Suu Kyi herself seems alternately aware and willfully unaware of the complexity of her country's situation. She understands the costs, because she has paid them. In April, 1996 she told a journalist: "I don’t think Gandhi or Martin Luther King courted arrest for the sake of being arrested. I think what they were trying to show was that even atthe risk of imprisonment, one must do what one has to do."

Yet Whitney Stewart quotes her as saying: "The future of course is democracy for Burma. It is going to happen, and I'm going to be here when it happens."

Well, maybe. Burma is a crucible for our historical moment's most ominous unanswered question: Which will prevail, democracy or brute force? No one has yet proven wrong AJP Taylor's assertion that "In every state power rests with the armed forces; and whoever controls these forces controls, in the last resort, the state itself." The question in Burma is who will control the armed forces, and to what end.

The book under review is the only available biography of Suu Kyi that is based on first-hand research: Stewart interviewed Suu Kyi in November 1995 and received her blessing to write the book.

Readers should know that, like Stewart's excellent biographies of the Dalai Lama and Sir Edmund Hillary, this book is written for secondary school students.
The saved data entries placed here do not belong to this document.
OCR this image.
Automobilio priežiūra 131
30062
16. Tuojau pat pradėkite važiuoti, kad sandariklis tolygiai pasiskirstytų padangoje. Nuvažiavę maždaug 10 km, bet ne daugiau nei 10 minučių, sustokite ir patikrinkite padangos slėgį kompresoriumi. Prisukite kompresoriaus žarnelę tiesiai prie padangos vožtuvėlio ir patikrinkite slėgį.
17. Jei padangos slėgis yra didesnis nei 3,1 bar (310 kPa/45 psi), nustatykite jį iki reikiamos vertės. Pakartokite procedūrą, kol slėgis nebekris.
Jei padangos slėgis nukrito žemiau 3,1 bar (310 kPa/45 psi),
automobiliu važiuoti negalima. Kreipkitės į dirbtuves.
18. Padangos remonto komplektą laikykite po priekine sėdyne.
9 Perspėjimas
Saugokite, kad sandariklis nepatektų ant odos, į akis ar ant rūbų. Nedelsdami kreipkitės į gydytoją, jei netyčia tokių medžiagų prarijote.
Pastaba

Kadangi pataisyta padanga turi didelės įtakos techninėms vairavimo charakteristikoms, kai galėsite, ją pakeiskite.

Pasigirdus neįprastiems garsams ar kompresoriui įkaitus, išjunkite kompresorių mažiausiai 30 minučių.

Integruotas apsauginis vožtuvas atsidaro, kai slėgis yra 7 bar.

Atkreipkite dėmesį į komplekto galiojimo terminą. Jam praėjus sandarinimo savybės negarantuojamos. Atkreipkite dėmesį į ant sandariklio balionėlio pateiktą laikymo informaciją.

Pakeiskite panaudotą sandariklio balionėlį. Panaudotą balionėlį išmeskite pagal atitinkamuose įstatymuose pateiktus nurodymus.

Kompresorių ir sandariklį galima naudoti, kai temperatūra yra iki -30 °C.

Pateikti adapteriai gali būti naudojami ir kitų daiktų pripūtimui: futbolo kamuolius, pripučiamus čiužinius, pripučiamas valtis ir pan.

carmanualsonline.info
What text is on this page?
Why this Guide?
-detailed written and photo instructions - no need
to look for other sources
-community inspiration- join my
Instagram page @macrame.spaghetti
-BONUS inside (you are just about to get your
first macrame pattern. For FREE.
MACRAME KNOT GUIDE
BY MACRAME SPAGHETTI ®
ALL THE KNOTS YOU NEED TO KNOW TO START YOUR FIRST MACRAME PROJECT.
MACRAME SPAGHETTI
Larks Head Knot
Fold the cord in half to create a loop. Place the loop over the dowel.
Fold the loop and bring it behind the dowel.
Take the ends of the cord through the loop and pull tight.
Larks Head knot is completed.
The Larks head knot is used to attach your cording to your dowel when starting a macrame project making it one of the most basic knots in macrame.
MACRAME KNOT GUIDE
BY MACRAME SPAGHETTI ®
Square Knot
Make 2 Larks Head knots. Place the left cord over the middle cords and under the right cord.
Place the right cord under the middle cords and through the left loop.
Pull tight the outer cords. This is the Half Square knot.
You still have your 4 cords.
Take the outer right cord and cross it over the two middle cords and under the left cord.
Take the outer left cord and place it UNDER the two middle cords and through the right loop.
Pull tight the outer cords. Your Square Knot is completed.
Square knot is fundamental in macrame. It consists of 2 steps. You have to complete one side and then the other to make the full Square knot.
Even so, it is serious in intention and deserves acceptance as an intervention in the ongoing adult discussion.

Most interesting are the glimpses, too respectful to be intrusive, of Suu Kyi's early life and of her daily routine under house arrest.

"After listening to news, Suu Kyi exercised," Stewart tells us. "She did aerobics or spent 20 minutes on her NordicTrack. Before eating breakfast of fruit, occasionally an egg, and tea or milk, Suu Kyi bathed and sometimes read Buddhist writings."

With all that time on her hands, in fact, she did plenty of reading: "I read a lot of biographies. They taught me how other people faced problems in life. Mandela. Sakharov. Mother Theresa. People felt they had to send me books about people who were in prison."

Part of the personal cost of the public role Suu Kyi has accepted is evident from a television interview from which Stewart quotes: "I was under house arrest because of my politics, so politics became my whole life. Most of the time, I spent thinking about politics ... Once you're alone as a political prisoner, then politics is your whole existence."

Can real change be made to happen? Burma is perhaps the most telling political metaphor in today's world, and we in Thailand have front-row seats to witness its drama. We do well to watch carefully, humbly and long before claiming to understand. Stewart's thoughtful biography is a step in the right direction.